Direct elastic FWI updating of rock physics properties

Qi Hu, Scott Keating, Kristopher A. Innanen

Quantitative estimation of rock physics properties is of significant interest in reservoir characterization, and most current workflows with this subject are based on amplitude variation with offset (AVO) analysis. With the expectation of more accurate results, we propose to directly estimate rock physics properties using elastic full-waveform inversion (FWI). We implement this by incorporating the rock physics model, which builds a link between elastic and rock physics properties, into the FWI workflow to reformulate the model parameterization using rock physics parameter classes.

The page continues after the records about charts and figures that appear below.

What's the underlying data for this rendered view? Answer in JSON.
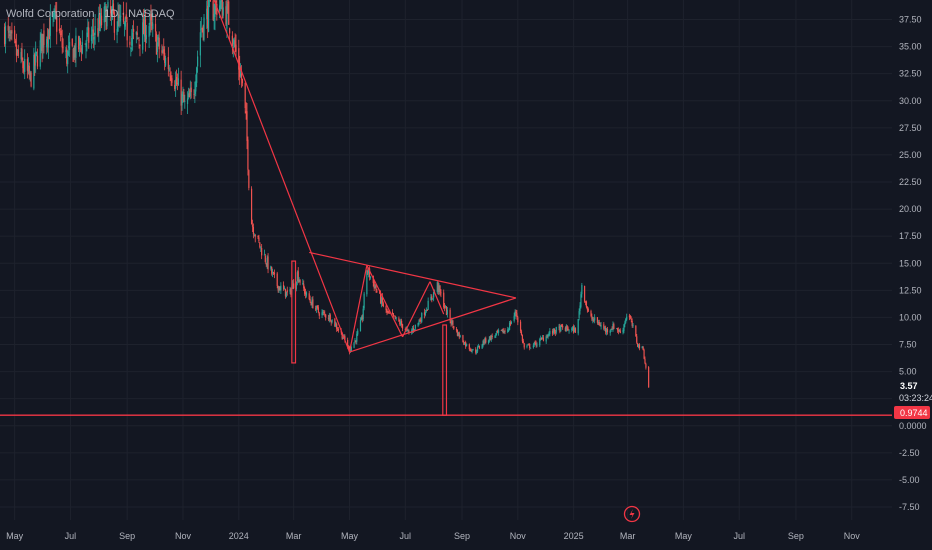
{
  "header": {
    "title": "Wolfd Corporation · 1D · NASDAQ"
  },
  "colors": {
    "background": "#131722",
    "up": "#26a69a",
    "down": "#ef5350",
    "drawing": "#f23645",
    "grid": "#1e222d",
    "text": "#b2b5be"
  },
  "price_badge": {
    "price": "3.57",
    "countdown": "03:23:24"
  },
  "line_badge": {
    "value": "0.9744"
  },
  "logo_icon": "tradingview-replay-icon",
  "chart_data": {
    "type": "candlestick",
    "title": "Wolfd Corporation · 1D · NASDAQ",
    "y_axis_ticks": [
      "37.50",
      "35.00",
      "32.50",
      "30.00",
      "27.50",
      "25.00",
      "22.50",
      "20.00",
      "17.50",
      "15.00",
      "12.50",
      "10.00",
      "7.50",
      "5.00",
      "2.50",
      "0.0000",
      "-2.50",
      "-5.00",
      "-7.50"
    ],
    "y_range": [
      -8.7,
      39.3
    ],
    "x_axis_ticks": [
      "May",
      "Jul",
      "Sep",
      "Nov",
      "2024",
      "Mar",
      "May",
      "Jul",
      "Sep",
      "Nov",
      "2025",
      "Mar",
      "May",
      "Jul",
      "Sep",
      "Nov"
    ],
    "x_range": [
      "2023-04-15",
      "2025-12-15"
    ],
    "last_price": 3.57,
    "horizontal_line": 0.9744,
    "series_close": [
      [
        "2023-04-20",
        36.5
      ],
      [
        "2023-05-05",
        34.0
      ],
      [
        "2023-05-18",
        32.0
      ],
      [
        "2023-06-01",
        35.8
      ],
      [
        "2023-06-15",
        37.5
      ],
      [
        "2023-06-25",
        34.0
      ],
      [
        "2023-07-10",
        35.0
      ],
      [
        "2023-07-25",
        36.0
      ],
      [
        "2023-08-10",
        38.0
      ],
      [
        "2023-08-25",
        37.0
      ],
      [
        "2023-09-10",
        35.5
      ],
      [
        "2023-09-25",
        37.0
      ],
      [
        "2023-10-05",
        35.0
      ],
      [
        "2023-10-18",
        33.0
      ],
      [
        "2023-10-25",
        31.5
      ],
      [
        "2023-11-03",
        29.5
      ],
      [
        "2023-11-12",
        30.5
      ],
      [
        "2023-11-20",
        36.5
      ],
      [
        "2023-11-28",
        38.0
      ],
      [
        "2023-12-10",
        39.0
      ],
      [
        "2023-12-20",
        38.0
      ],
      [
        "2023-12-30",
        34.0
      ],
      [
        "2024-01-04",
        32.0
      ],
      [
        "2024-01-09",
        28.0
      ],
      [
        "2024-01-14",
        19.0
      ],
      [
        "2024-01-22",
        17.0
      ],
      [
        "2024-02-01",
        15.0
      ],
      [
        "2024-02-12",
        13.0
      ],
      [
        "2024-02-25",
        12.0
      ],
      [
        "2024-03-05",
        14.0
      ],
      [
        "2024-03-15",
        12.0
      ],
      [
        "2024-03-28",
        10.5
      ],
      [
        "2024-04-10",
        10.0
      ],
      [
        "2024-04-22",
        8.5
      ],
      [
        "2024-05-01",
        7.0
      ],
      [
        "2024-05-08",
        8.0
      ],
      [
        "2024-05-15",
        10.0
      ],
      [
        "2024-05-20",
        14.5
      ],
      [
        "2024-05-28",
        13.0
      ],
      [
        "2024-06-10",
        10.5
      ],
      [
        "2024-06-25",
        9.5
      ],
      [
        "2024-07-05",
        8.5
      ],
      [
        "2024-07-15",
        9.5
      ],
      [
        "2024-07-28",
        11.5
      ],
      [
        "2024-08-05",
        13.0
      ],
      [
        "2024-08-15",
        10.5
      ],
      [
        "2024-08-25",
        8.8
      ],
      [
        "2024-09-05",
        7.5
      ],
      [
        "2024-09-15",
        6.8
      ],
      [
        "2024-09-25",
        7.8
      ],
      [
        "2024-10-10",
        8.5
      ],
      [
        "2024-10-20",
        8.8
      ],
      [
        "2024-10-30",
        10.5
      ],
      [
        "2024-11-08",
        7.2
      ],
      [
        "2024-11-20",
        7.5
      ],
      [
        "2024-12-05",
        8.5
      ],
      [
        "2024-12-18",
        9.0
      ],
      [
        "2025-01-05",
        8.8
      ],
      [
        "2025-01-10",
        13.0
      ],
      [
        "2025-01-18",
        10.0
      ],
      [
        "2025-01-28",
        9.5
      ],
      [
        "2025-02-05",
        8.8
      ],
      [
        "2025-02-15",
        9.2
      ],
      [
        "2025-02-22",
        8.5
      ],
      [
        "2025-03-01",
        10.5
      ],
      [
        "2025-03-07",
        9.0
      ],
      [
        "2025-03-12",
        7.5
      ],
      [
        "2025-03-18",
        7.0
      ],
      [
        "2025-03-24",
        3.6
      ]
    ],
    "drawings": {
      "lines": [
        {
          "from": [
            "2023-12-05",
            39.3
          ],
          "to": [
            "2024-05-01",
            6.8
          ]
        },
        {
          "from": [
            "2024-03-18",
            16.0
          ],
          "to": [
            "2024-10-30",
            11.8
          ]
        },
        {
          "from": [
            "2024-05-01",
            6.8
          ],
          "to": [
            "2024-10-30",
            11.8
          ]
        },
        {
          "from": [
            "2024-05-01",
            6.8
          ],
          "to": [
            "2024-05-20",
            14.8
          ]
        },
        {
          "from": [
            "2024-05-20",
            14.8
          ],
          "to": [
            "2024-06-28",
            8.2
          ]
        },
        {
          "from": [
            "2024-06-28",
            8.2
          ],
          "to": [
            "2024-07-28",
            13.3
          ]
        },
        {
          "from": [
            "2024-07-28",
            13.3
          ],
          "to": [
            "2024-08-12",
            10.3
          ]
        }
      ],
      "rectangles": [
        {
          "from": [
            "2024-02-28",
            15.2
          ],
          "to": [
            "2024-03-03",
            5.8
          ]
        },
        {
          "from": [
            "2024-08-11",
            9.3
          ],
          "to": [
            "2024-08-15",
            0.97
          ]
        }
      ]
    }
  }
}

We consider three rock physics models: the Han empirical model, the Voigt-Reuss-Hill (VRH) boundary model, and the Kuster and Toksz (KT) inclusion model. Each is used to formulate a model parameterization of porosity, clay content, and water saturation (P-C-S). We employ the truncatedNewton optimization method to update the model by iteratively minimizing the differences between synthetic and observed data. With numerical examples, our method shows considerable promise for recovering rock physics properties. It also possesses advantages over a sequential approach, which first invert for elastic attributes, then recover rock physics properties from them. We note that the Han model gives the most accurate results, whereas the KT model generally recovers the models with the largest errors. These large errors likely originate from the higher degree of nonlinearity of the KT model. The analytical radiation patterns of the P-C-S parameterization illustrate that the perturbation of water saturation has a minor effect on seismic data, this explains why water saturation is more challenging to recover compared with the porosity and clay content in our examples.